Now again, we go back to, in this case, look at the region surrounded by sphere S2. That is this region. When we look at that region, we see that the whole charge, which is distributed along the spherical shell, is inside of the region surrounded by surface S2. The amount of charge along that spherical shell is Q, therefore q-enclosed is equal to big Q. Then we will have Q over ε0 on the right-hand side. From here, leaving electric field alone, we will end up with Q over 4π ε0 r2.
Again, writing down this one in vector form, we will multiply it by the unit vector in radial direction because the electric field is pointing radially outward. Furthermore, again, when we look at this expression, it’s a familiar expression.
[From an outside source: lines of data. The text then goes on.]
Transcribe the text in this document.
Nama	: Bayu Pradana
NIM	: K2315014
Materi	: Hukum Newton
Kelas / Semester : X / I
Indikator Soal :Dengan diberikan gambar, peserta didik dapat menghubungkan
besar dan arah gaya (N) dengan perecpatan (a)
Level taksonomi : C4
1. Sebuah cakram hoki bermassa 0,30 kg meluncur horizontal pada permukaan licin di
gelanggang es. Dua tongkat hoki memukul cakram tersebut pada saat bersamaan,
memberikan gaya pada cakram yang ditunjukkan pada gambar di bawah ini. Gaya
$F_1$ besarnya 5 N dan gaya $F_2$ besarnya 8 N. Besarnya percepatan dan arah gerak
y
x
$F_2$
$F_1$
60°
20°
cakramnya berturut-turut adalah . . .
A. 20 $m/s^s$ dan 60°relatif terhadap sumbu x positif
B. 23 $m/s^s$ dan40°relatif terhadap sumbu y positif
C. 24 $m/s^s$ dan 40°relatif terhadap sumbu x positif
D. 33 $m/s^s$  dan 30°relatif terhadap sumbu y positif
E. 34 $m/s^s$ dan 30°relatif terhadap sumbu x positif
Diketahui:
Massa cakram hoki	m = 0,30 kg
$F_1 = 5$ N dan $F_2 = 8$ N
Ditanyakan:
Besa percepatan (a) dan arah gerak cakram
It is basically equal to the electric field of a point charge. So when we look at this distribution then, for the points outside of the distribution, in other words, for the exterior points, then the spherical shell distribution is behaving like a point charge.
The electric field that it generates is equal to the electric field of a point charge. In other words, it is behaving as if its whole charge is concentrated at its center. So the system, in a way, becomes equivalent to as if I have a positive test charge with a Q coulombs of charge and I’m interested in its electric field some r distance away from the charge. That electric field will be radially out and it will have exactly this magnitude.